Faits Divers
Influenceuse condamnée pour publicité mensongère : un an avec sursis et 25 000 euros d’amende


Une star des réseaux sociaux écope d’une peine sévère après avoir promu des actes médicaux illégaux et des produits sans transparence.
Le tribunal correctionnel de Versailles a rendu un verdict sévère à l’encontre d’une influenceuse suivie par près de deux millions d’abonnés. Condamnée à un an de prison avec sursis probatoire de 18 mois et 25 000 euros d’amende, elle a été reconnue coupable de pratiques commerciales trompeuses sur Instagram. Les juges ont même durci la peine par rapport aux réquisitions du parquet, qui demandait initialement cinq mois avec sursis.
L’affaire porte sur deux chefs d’accusation principaux. D’une part, la promotion rémunérée de produits divers – lunettes, vêtements pour enfants, thé – sans que son statut de partenaire commercial soit clairement indiqué. D’autre part, et surtout, la diffusion de contenus vantant des injections sous-cutanées réalisées en dehors du cadre médical légal. La prévenue a reconnu une négligence, mais nié toute intention frauduleuse.
Le tribunal a souligné dans son communiqué qu’elle n’avait pas contesté les faits, invoquant seulement une méconnaissance de la réglementation. Malgré ses regrets exprimés, la justice a ordonné la confiscation de près de 43 000 euros saisis à son encontre. Résidant habituellement en Indonésie, elle devra désormais fixer sa résidence en France et obtenir des autorisations pour tout déplacement à l’étranger.

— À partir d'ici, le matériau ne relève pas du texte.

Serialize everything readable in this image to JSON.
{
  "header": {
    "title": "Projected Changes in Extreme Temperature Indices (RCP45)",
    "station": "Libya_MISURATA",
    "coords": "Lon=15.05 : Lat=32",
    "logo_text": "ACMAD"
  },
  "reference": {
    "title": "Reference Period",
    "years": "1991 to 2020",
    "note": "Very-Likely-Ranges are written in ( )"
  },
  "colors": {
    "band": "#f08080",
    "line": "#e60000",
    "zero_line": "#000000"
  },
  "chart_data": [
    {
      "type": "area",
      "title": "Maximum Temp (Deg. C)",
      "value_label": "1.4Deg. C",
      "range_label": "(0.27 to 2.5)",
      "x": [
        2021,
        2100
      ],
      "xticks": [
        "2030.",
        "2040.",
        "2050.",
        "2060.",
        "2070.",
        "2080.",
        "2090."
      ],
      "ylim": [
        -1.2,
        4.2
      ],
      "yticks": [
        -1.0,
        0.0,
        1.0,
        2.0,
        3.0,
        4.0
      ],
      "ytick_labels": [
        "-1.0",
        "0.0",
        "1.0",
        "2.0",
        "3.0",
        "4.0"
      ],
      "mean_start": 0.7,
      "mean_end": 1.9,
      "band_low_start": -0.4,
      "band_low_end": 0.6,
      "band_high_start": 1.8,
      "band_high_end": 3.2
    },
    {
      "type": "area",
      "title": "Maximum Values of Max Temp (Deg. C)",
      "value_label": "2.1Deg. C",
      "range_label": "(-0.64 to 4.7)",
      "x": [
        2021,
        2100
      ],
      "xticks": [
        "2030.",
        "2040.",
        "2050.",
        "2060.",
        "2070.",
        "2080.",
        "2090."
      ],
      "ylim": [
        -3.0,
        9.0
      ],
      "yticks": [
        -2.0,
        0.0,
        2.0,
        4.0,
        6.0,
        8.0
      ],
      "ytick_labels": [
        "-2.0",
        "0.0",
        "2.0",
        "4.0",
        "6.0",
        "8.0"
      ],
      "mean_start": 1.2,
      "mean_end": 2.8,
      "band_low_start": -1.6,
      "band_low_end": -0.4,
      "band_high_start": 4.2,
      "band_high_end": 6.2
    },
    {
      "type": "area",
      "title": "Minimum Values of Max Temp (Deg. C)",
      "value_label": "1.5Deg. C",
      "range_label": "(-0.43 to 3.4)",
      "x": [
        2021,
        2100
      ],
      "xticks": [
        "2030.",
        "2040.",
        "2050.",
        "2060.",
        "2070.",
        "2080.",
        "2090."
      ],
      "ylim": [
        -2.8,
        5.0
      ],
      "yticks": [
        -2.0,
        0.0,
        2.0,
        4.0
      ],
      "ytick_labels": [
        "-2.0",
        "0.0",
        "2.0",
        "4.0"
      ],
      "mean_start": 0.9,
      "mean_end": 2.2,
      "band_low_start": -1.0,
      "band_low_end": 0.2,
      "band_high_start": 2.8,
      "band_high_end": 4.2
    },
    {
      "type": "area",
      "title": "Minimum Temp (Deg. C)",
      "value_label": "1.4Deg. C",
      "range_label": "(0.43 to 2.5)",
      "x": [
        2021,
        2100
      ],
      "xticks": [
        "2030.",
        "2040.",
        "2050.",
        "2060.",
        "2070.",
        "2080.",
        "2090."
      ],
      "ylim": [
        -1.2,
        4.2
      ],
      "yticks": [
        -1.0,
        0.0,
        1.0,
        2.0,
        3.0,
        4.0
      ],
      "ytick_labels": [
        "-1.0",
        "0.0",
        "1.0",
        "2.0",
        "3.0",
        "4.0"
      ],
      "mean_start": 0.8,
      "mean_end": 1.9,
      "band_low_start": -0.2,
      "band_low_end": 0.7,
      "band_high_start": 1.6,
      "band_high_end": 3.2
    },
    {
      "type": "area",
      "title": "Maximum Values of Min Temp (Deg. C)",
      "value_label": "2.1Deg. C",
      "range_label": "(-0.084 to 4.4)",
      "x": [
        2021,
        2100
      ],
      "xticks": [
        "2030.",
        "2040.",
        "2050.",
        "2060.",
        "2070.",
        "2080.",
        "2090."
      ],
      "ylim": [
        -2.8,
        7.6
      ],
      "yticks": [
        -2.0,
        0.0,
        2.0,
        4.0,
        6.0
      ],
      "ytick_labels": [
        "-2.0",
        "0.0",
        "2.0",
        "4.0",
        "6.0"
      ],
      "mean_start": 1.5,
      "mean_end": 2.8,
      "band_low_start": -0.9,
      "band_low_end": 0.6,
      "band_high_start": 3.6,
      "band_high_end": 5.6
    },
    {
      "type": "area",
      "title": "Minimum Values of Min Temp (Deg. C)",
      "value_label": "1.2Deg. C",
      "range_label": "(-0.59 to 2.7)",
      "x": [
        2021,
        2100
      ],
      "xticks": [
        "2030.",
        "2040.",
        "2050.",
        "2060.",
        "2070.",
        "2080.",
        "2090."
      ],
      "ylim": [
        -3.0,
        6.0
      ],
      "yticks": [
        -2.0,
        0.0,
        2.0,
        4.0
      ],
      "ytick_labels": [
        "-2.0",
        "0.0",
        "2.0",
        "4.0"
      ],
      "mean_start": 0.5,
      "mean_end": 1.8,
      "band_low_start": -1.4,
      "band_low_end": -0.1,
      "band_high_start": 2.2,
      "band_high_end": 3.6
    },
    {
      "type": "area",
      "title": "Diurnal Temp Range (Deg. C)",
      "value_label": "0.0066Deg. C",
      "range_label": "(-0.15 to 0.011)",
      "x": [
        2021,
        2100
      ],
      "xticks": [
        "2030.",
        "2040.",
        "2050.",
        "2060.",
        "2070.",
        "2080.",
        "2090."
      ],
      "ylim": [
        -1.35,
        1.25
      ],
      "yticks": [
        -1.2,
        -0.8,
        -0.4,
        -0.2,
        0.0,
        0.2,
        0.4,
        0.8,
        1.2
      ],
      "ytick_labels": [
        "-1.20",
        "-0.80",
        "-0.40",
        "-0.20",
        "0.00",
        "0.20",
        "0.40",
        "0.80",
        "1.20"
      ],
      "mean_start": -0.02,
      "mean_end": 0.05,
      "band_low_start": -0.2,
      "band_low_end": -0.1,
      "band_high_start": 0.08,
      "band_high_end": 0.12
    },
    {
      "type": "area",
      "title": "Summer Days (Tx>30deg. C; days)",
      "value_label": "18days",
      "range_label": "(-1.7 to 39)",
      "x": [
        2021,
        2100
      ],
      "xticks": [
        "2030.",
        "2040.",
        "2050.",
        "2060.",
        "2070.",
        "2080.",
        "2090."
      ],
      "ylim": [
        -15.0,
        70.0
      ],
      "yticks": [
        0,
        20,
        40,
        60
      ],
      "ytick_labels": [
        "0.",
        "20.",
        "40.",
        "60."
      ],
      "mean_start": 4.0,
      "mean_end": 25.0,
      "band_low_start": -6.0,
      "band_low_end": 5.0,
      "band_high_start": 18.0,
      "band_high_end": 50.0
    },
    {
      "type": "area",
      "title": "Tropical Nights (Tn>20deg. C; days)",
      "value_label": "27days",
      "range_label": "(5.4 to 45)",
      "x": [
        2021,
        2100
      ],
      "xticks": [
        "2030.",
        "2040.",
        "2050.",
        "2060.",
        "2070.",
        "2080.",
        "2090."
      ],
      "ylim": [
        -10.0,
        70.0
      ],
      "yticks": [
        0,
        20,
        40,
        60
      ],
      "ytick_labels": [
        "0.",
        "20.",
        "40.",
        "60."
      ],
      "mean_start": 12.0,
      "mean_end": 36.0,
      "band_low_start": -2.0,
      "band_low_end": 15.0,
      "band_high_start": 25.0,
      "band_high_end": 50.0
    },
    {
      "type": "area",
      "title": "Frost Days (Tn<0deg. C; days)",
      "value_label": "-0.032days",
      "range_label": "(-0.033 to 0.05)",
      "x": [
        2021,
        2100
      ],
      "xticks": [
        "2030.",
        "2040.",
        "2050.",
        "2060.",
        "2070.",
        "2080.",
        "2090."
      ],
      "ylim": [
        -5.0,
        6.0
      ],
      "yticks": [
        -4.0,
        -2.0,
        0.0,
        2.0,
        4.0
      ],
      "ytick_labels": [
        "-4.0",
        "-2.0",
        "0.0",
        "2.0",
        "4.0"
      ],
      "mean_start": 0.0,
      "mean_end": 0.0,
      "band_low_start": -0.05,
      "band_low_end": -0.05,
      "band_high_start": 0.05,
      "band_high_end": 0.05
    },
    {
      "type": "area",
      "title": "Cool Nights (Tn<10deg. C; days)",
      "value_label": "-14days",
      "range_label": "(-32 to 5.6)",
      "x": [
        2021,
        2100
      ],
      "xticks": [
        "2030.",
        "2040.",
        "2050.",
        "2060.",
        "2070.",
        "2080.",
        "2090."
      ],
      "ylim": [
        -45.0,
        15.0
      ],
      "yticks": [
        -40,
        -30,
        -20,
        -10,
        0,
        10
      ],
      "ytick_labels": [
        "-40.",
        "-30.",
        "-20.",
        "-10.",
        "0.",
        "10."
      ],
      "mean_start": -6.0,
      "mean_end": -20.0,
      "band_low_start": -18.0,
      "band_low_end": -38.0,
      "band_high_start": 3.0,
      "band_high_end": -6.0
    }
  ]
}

Son avocate a immédiatement annoncé un appel, estimant que le dossier justifiait une relaxe. Elle dénonce un traitement disproportionné, alors que son client assure que ses abonnés distinguaient sans difficulté ses posts sponsorisés de ses publications personnelles. Un argument rejeté par les enquêteurs, pour qui le manque de transparence était flagrant.
Cette condamnation fait suite à un premier procès en février, où l’influenceuse avait écopé d’un an ferme par défaut, avant que ce jugement ne soit réexaminé. Interpellée en mai à Roissy, elle avait été placée sous contrôle judiciaire en attendant cette nouvelle audience. L’affaire relance le débat sur l’encadrement des contenus promotionnels sur les réseaux sociaux.